Now, the company is continuing to make strides towards inclusion by releasing two new disabled Barbie dolls: one that uses a wheelchair and another with a prosthetic leg.

Mattel announced the new additions to its Fashionista line on 11 February, explaining it hopes the collection will help to broaden the definition of what’s considered beautiful.

“As a brand, we can elevate the conversation around physical disabilities by including them into our fashion doll line to further showcase a multi-dimensional view of beauty and fashion,” the company said in a statement.

Kim Culmone, Mattel’s vice president of Barbie Design, also explained the latest additions were a direct response to consumer demand.

"We’re going to be introducing a doll in a wheelchair and a doll representing physical disabilities. She has a prosthetic limb," Culmone told Teen Vogue.

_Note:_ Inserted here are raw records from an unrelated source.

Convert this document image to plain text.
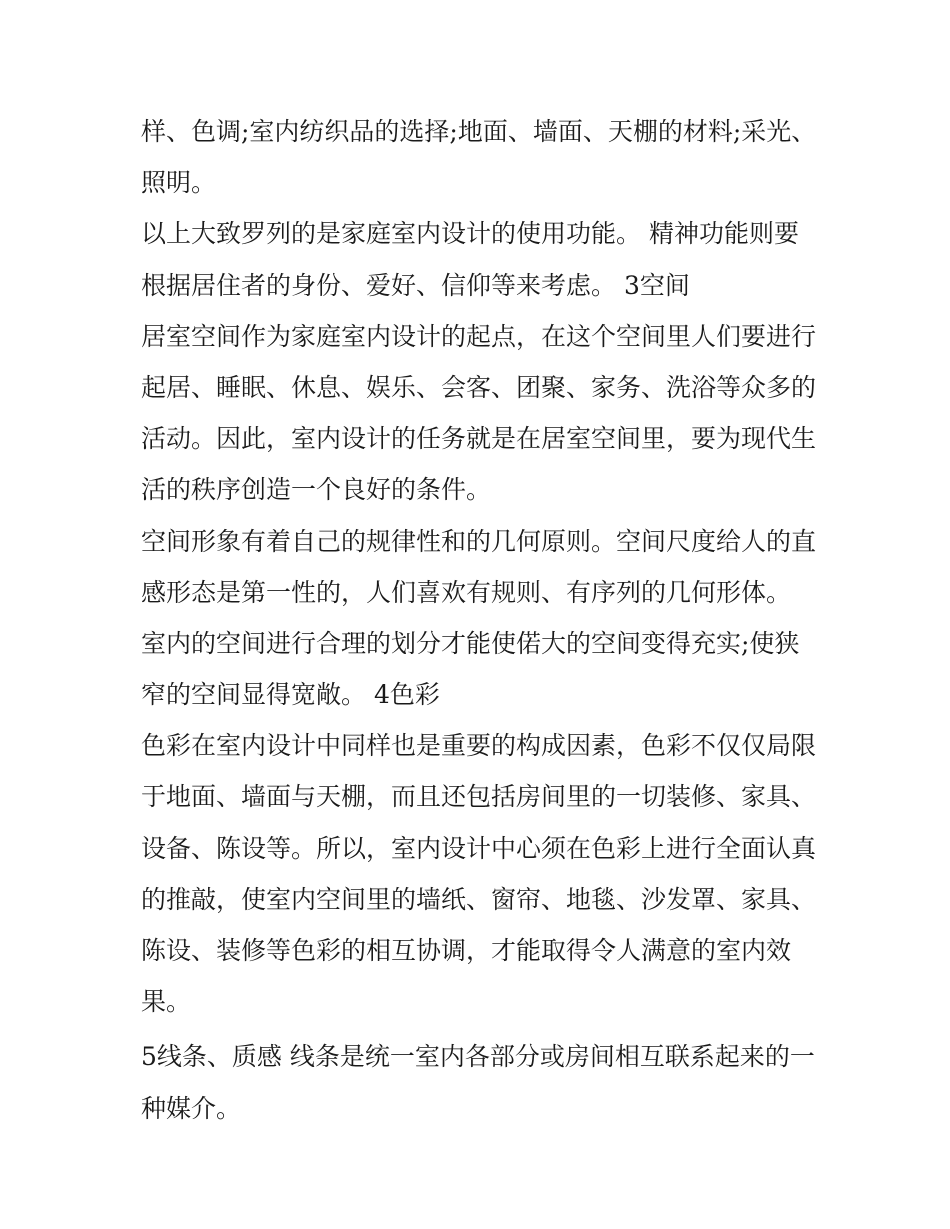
样、色调;室内纺织品的选择;地面、墙面、天棚的材料;采光、
照明。
以上大致罗列的是家庭室内设计的使用功能。 精神功能则要
根据居住者的身份、爱好、信仰等来考虑。 3空间
居室空间作为家庭室内设计的起点，在这个空间里人们要进行
起居、睡眠、休息、娱乐、会客、团聚、家务、洗浴等众多的
活动。因此，室内设计的任务就是在居室空间里，要为现代生
活的秩序创造一个良好的条件。
空间形象有着自己的规律性和的几何原则。空间尺度给人的直
感形态是第一性的，人们喜欢有规则、有序列的几何形体。
室内的空间进行合理的划分才能使偌大的空间变得充实;使狭
窄的空间显得宽敞。 4色彩
色彩在室内设计中同样也是重要的构成因素，色彩不仅仅局限
于地面、墙面与天棚，而且还包括房间里的一切装修、家具、
设备、陈设等。所以，室内设计中心须在色彩上进行全面认真
的推敲，使室内空间里的墙纸、窗帘、地毯、沙发罩、家具、
陈设、装修等色彩的相互协调，才能取得令人满意的室内效
果。
5线条、质感 线条是统一室内各部分或房间相互联系起来的一
种媒介。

"[There will be] additional body sizes — a Barbie with a smaller bust and less-defined waist. A wheelchair or doll in a wheelchair was one of the most requested items through our consumer ... hotline. It's important to us to listen to our consumers."

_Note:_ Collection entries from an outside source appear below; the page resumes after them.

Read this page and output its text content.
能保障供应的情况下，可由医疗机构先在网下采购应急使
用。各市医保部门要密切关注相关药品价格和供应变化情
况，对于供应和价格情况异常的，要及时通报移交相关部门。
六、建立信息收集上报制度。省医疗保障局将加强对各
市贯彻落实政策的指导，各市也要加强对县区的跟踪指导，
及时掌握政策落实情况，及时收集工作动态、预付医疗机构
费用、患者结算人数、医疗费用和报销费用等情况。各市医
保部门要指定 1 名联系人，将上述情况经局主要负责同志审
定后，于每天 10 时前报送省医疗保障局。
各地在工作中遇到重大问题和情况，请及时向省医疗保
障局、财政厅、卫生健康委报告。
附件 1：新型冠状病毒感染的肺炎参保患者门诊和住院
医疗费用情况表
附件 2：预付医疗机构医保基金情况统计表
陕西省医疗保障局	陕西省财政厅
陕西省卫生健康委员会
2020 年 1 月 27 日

Culmone also revealed that the company worked with a team at UCLA and with 12-year-old Jordan Reeves, who has a prosthetic arm, to help them make the new dolls as realistic as possible.

When Reeves mentioned that the prosthetic limb should be removable, Culmone said it was one of their “first big ahas”.

"That’s not necessarily something we would have realised how important it would be to someone living with this experience," he explains.

The announcement has been met with praise from people on social media.

"I think the wheelchair Barbie is awesome! This will help remove the stigma behind disability in my opinion," one person commented on Mattel's Instagram post.

Another added: "A true example of love and diversity!! You are a inspiration for boys and girls to overcome any obstacle... BRAVO."

A third person commented: "As a mom of an 11 month old above knee amputee, this makes my heart smile so big for my little girl. Thank you for being inclusive"

Others pointed out that there are a number of other ways Mattel could make Barbie more inclusive, suggesting they launch dolls that have surgery scars, vitiligo and leg braces.

The upcoming release, which is expected to hit stores in June, will also include dolls with braided hair texture and new body types.